Poet at Large Michael Field: Thou Hast Thy Kingdom in the Trees
Poet at Large: Michael Field (Katharine Harris Bradley and Edith Emma Cooper)
“Thou Hast Thy Kingdom in the Trees”
A bit about my thoughts and where I’m coming from …
I have been meditating on two things for a while: first, reception history, or how the poets behind “Thou Hast Thy Kingdom in the Trees” have been interpreted and reinterpreted over time;13 and second, the tension between exegesis and eisegesis (meaning, what do we bring to this poem? What do these poets bring to us?;)
These concepts are not new to me. I spent a lot of time wrestling with them during graduate school, which shaped how my research read in the end. Those pursuits and an instructional design certificate later, these concepts continue to raise interesting questions about poetry, poets, art, and its interpretation generally. They also remind me—and all of us—that poetry affords many interpretations, and that’s a really good, fruitful thing. About the Poet(s)
Michael Field is a pseudonym for Katharine Harris Bradley and Edith Emma Cooper, who collaborated on poetry and lived together. They chose the name of Field as a symbol of their partnership, which is interesting because, according to the Poetry Foundation’s entry on them, questions about their collaboration and whether they could be considered one author seemed more pressing at the time than the fact that these two women were living together and lovers. They were outed by Robert Browning shortly after disclosing their identities to him.
The Book and the Poem
Even so, we still have their poetry, a selection of which can be easily accessed online at Michael Field (Katharine Harris Bradley and Edith Emma Cooper), A Selection from the Poems of Michael Field (The Poetry Bookshop, 1923), https://archive.org/details/michaelfield1923/mode/2up. “Thou Hast Thy Kingdom in the Trees” appears below:
“O Wind, thou hast thy kingdom in the trees.
And all thy royalties
Sweep through the land today.
It is mid June,
And thou, with all thine instruments in tune.
Thine orchestra
Of heaving fields, and heavy, swinging fir,
Strikest a lay
That doth rehearse
Her ancient freedom, to the universe.
All other sound in awe Repeals its law;
The bird is mute, the sea 'Sucks up its waves, from rain The burthened clouds refrain,
To listen to thee in thy leafery,
Thou unconfined.
Lavish, large, soothing, refluent summer-wind.”
Interpretation of the Poem…
In my ears, this poem could easily be about Flagstaff, Arizona in the summer: Ponderosa pine; impossibly bright sky; 80-90 degrees Fahrenheit; dry enough to be warm, but not uncomfortable--almost everything someone escaping the desert sun, heat, and dry could ask for.
That is to admit that the question of whether this poem is about love was not on my mind when I first encountered it.

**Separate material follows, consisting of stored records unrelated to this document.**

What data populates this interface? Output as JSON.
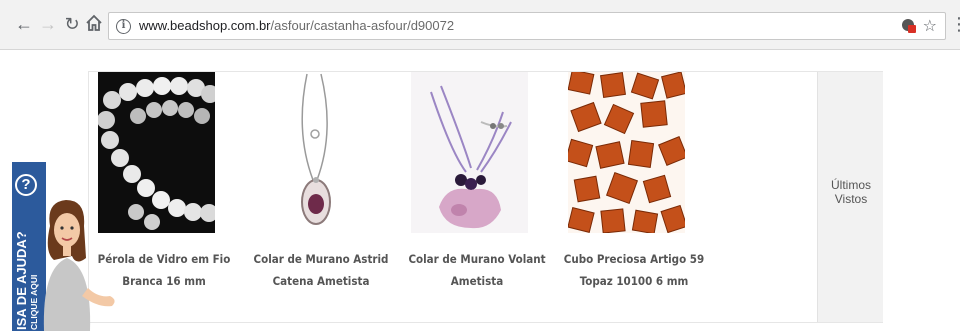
{
  "browser": {
    "url_domain": "www.beadshop.com.br",
    "url_path": "/asfour/castanha-asfour/d90072",
    "icons": {
      "back": "back-arrow-icon",
      "forward": "forward-arrow-icon",
      "reload": "reload-icon",
      "home": "home-icon",
      "info": "info-icon",
      "extension": "extension-icon",
      "bookmark": "star-icon",
      "menu": "menu-icon"
    }
  },
  "products": [
    {
      "name": "Pérola de Vidro em Fio Branca 16 mm"
    },
    {
      "name": "Colar de Murano Astrid Catena Ametista"
    },
    {
      "name": "Colar de Murano Volant Ametista"
    },
    {
      "name": "Cubo Preciosa Artigo 59 Topaz 10100 6 mm"
    }
  ],
  "recent": {
    "label": "Últimos Vistos"
  },
  "help": {
    "line1": "ISA DE AJUDA?",
    "line2": "CLIQUE AQUI",
    "question": "?"
  },
  "colors": {
    "help_tab": "#2c5a9c",
    "product_text": "#555555"
  }
}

I was doing research for an instructional design project; namely, collecting poems that I’d feel comfortable putting in front of composers and songwriters setting text to music for the first time. At first glance, this poem invited ways to experiment with open musical space, wind sounds, and playing with what it means when the text mentions music.
Could it be read as a love poem? Perhaps. Reading it that way invites us to consider why it might be written as such and what that asked of the poets. (We are not owed the poem’s small pocket of unbridled joy, which makes it a gift all the more.) Like so much art though, there’s multiple ways to turn the poem and the poets and find them glowing.